Trabecular bone has a complex and porous microstructure. This study develops approaches to determine the mechanical behaviour of this material at the macroscopic level through the use of homogenisation-based multiscale methods using micro-finite element simulations. In homogenisation-based finite element methods, a simulation involving a representative volume element of the microstructure of the considered material is performed with a specific set of boundary conditions. The macroscopic stresses and strains are retrieved as averaged quantities defined over this domain. Most of the homogenisation-based work on trabecular bone has been performed to study its macroscopic elastic regime, and therefore define its constant macroscopic stiffness tensor.

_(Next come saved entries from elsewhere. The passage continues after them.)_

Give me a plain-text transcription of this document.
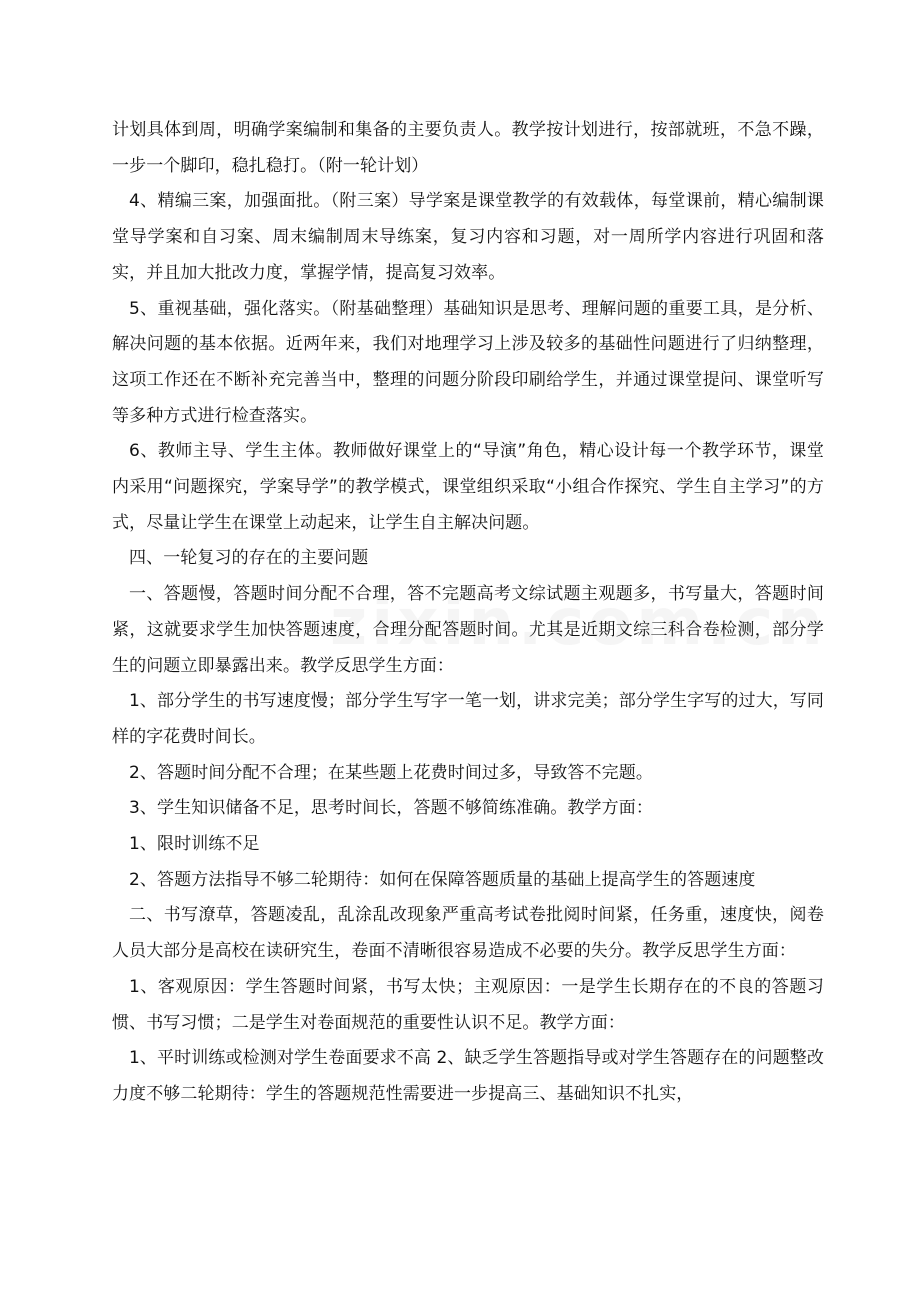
计划具体到周，明确学案编制和集备的主要负责人。教学按计划进行，按部就班，不急不躁，一步一个脚印，稳扎稳打。（附一轮计划）

4、精编三案，加强面批。（附三案）导学案是课堂教学的有效载体，每堂课前，精心编制课堂导学案和自习案、周末编制周末导练案，复习内容和习题，对一周所学内容进行巩固和落实，并且加大批改力度，掌握学情，提高复习效率。

5、重视基础，强化落实。（附基础整理）基础知识是思考、理解问题的重要工具，是分析、解决问题的基本依据。近两年来，我们对地理学习上涉及较多的基础性问题进行了归纳整理，这项工作还在不断补充完善当中，整理的问题分阶段印刷给学生，并通过课堂提问、课堂听写等多种方式进行检查落实。

6、教师主导、学生主体。教师做好课堂上的“导演”角色，精心设计每一个教学环节，课堂内采用“问题探究，学案导学”的教学模式，课堂组织采取“小组合作探究、学生自主学习”的方式，尽量让学生在课堂上动起来，让学生自主解决问题。

四、一轮复习的存在的主要问题

一、答题慢，答题时间分配不合理，答不完题高考文综试题主观题多，书写量大，答题时间紧，这就要求学生加快答题速度，合理分配答题时间。尤其是近期文综三科合卷检测，部分学生的问题立即暴露出来。教学反思学生方面：

1、部分学生的书写速度慢；部分学生写字一笔一划，讲求完美；部分学生字写的过大，写同样的字花费时间长。

2、答题时间分配不合理；在某些题上花费时间过多，导致答不完题。

3、学生知识储备不足，思考时间长，答题不够简练准确。教学方面：

1、限时训练不足

2、答题方法指导不够二轮期待：如何在保障答题质量的基础上提高学生的答题速度

二、书写潦草，答题凌乱，乱涂乱改现象严重高考试卷批阅时间紧，任务重，速度快，阅卷人员大部分是高校在读研究生，卷面不清晰很容易造成不必要的失分。教学反思学生方面：

1、客观原因：学生答题时间紧，书写太快；主观原因：一是学生长期存在的不良的答题习惯、书写习惯；二是学生对卷面规范的重要性认识不足。教学方面：

1、平时训练或检测对学生卷面要求不高 2、缺乏学生答题指导或对学生答题存在的问题整改力度不够二轮期待：学生的答题规范性需要进一步提高三、基础知识不扎实，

The rod and plate-shaped microstructure of trabecular bone can be precisely identified with advanced scanning tools, such as micro-computed tomography devices. Taking into account the size requirements to achieve a certain independence of boundary conditions for trabecular bone in a homogenisation-based multiscale setting, the resulting stack of images can have around ten million solid voxels after binarisation. Although a completely linear finite element simulation with such a large system may be feasible with commercial packages (with the proper time and memory requirements), it is not possible to perform a nonlinear simulation for such a mesh in a reasonable time frame, and the amount of required memory may not be available. A highly scalable parallel driver program which solves finite strain elastoplastic systems was developed within the framework of the existing parallel code ParaFEM. This code was used throughout this study to evaluate the yield and post-yield properties of trabecular bone. It was run on cutting edge high performance computing platforms (BlueGene/Q at the Hartree Centre, Science and Technology Facilities Council; and ARCHER, UK National Supercomputing Service, at Edinburgh Parallel Computing Centre).

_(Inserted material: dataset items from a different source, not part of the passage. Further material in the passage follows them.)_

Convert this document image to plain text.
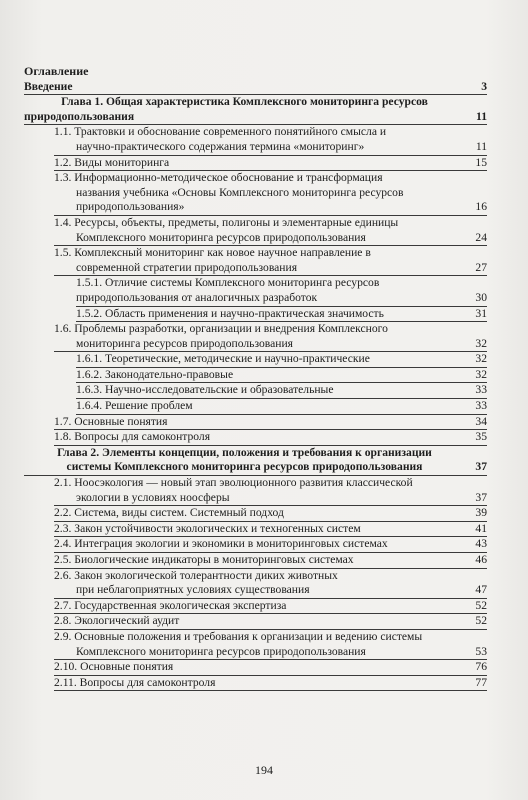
Оглавление
Введение	3
Глава 1. Общая характеристика Комплексного мониторинга ресурсов
природопользования	11
1.1. Трактовки и обоснование современного понятийного смысла и
научно-практического содержания термина «мониторинг»	11
1.2. Виды мониторинга	15
1.3. Информационно-методическое обоснование и трансформация
названия учебника «Основы Комплексного мониторинга ресурсов
природопользования»	16
1.4. Ресурсы, объекты, предметы, полигоны и элементарные единицы
Комплексного мониторинга ресурсов природопользования	24
1.5. Комплексный мониторинг как новое научное направление в
современной стратегии природопользования	27
1.5.1. Отличие системы Комплексного мониторинга ресурсов
природопользования от аналогичных разработок	30
1.5.2. Область применения и научно-практическая значимость	31
1.6. Проблемы разработки, организации и внедрения Комплексного
мониторинга ресурсов природопользования	32
1.6.1. Теоретические, методические и научно-практические	32
1.6.2. Законодательно-правовые	32
1.6.3. Научно-исследовательские и образовательные	33
1.6.4. Решение проблем	33
1.7. Основные понятия	34
1.8. Вопросы для самоконтроля	35
Глава 2. Элементы концепции, положения и требования к организации
системы Комплексного мониторинга ресурсов природопользования	37
2.1. Ноосэкология — новый этап эволюционного развития классической
экологии в условиях ноосферы	37
2.2. Система, виды систем. Системный подход	39
2.3. Закон устойчивости экологических и техногенных систем	41
2.4. Интеграция экологии и экономики в мониторинговых системах	43
2.5. Биологические индикаторы в мониторинговых системах	46
2.6. Закон экологической толерантности диких животных
при неблагоприятных условиях существования	47
2.7. Государственная экологическая экспертиза	52
2.8. Экологический аудит	52
2.9. Основные положения и требования к организации и ведению системы
Комплексного мониторинга ресурсов природопользования	53
2.10. Основные понятия	76
2.11. Вопросы для самоконтроля	77
194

Micro-finite element simulations require definition of properties at the microscopic scale and it is unclear how these properties affect the macroscopic response. This study examines the effect of compressive hydrostatic yield at the microscopic scale on the macroscopic behaviour. Two different microscopic yield criteria, one permitting yielding at compressive hydrostatic stresses and the other not, were considered. A large number of load cases were examined. It was found that these two microscopic yield criteria only influence macroscopic yield behaviour in load scenarios which are compression-dominated; for other load cases, macroscopic response is insensitive to the choice of the microscopic yield criterion, provided it has an appropriate strength asymmetry. Also, in compression-dominated load cases, high density bone is much more sensitive as it is more like a continuum, resulting in the microscopic properties being more directly upscaled.
Only a few previous studies have employed homogenisation to evaluate the macroscopic yield criterion of trabecular bone. However, they either used a simplified microscopic yield surface or examined only a small number of load cases. A thorough multiaxial evaluation of the macroscopic yield surface was performed by applying a wide range of loading scenarios (160 load cases) on trabecular bone samples. Closedform yield surfaces with different symmetries (isotropy, orthotropy and full anisotropy) were fitted to the numerically obtained macroscopic yield points in strain space, and the fitting errors were evaluated in detail for different subsets of load cases. Although orthotropy and full anisotropy showed the smallest fitting errors, they were not significantly superior to the isotropic fit. Thus, isotropy in strain space presents itself as the most suitable option due to the simplicity of its implementation. The study showed that fitting errors do depend on the chosen set of load cases and that shear load cases are extremely important as it was found that even for these highly aligned samples, trabecular bone presents some degree of shear asymmetry, i.e. different strength in clockwise and counter-clockwise shear directions.
There have been no previous attempts to evaluate the post-yield behaviour of trabecular bone through homogenisation-based studies on detailed micro-finite element trabecular bone meshes. A damage and plasticity constitutive law for the microscale based on existing data in the literature was considered. A homogenisation-based multiscale approach was used to evaluate the hardening and stiffness reduction at the macroscale when uniaxial load scenarios are applied to trabecular bone samples, for a small range of plastic strain Euclidean norms. Results show that damage progression at the macroscale for trabecular bone is not isotropic, which is contrary to what has been assumed previously, and that both the evolution of the yield surface and damage are different for tension, compression and shear. Nonetheless, they can be correlated with plastic strain Euclidean norms by using linear relationships. It was also observed that macroscopic damage in a specific load case affects differently the on-axis orthotropic stiffness and the off-axis orthotropic stiffness components.
The findings of this study will permit the use of a more rigorous definition of the post-elastic macroscopic behaviour of trabecular bone in finite element settings.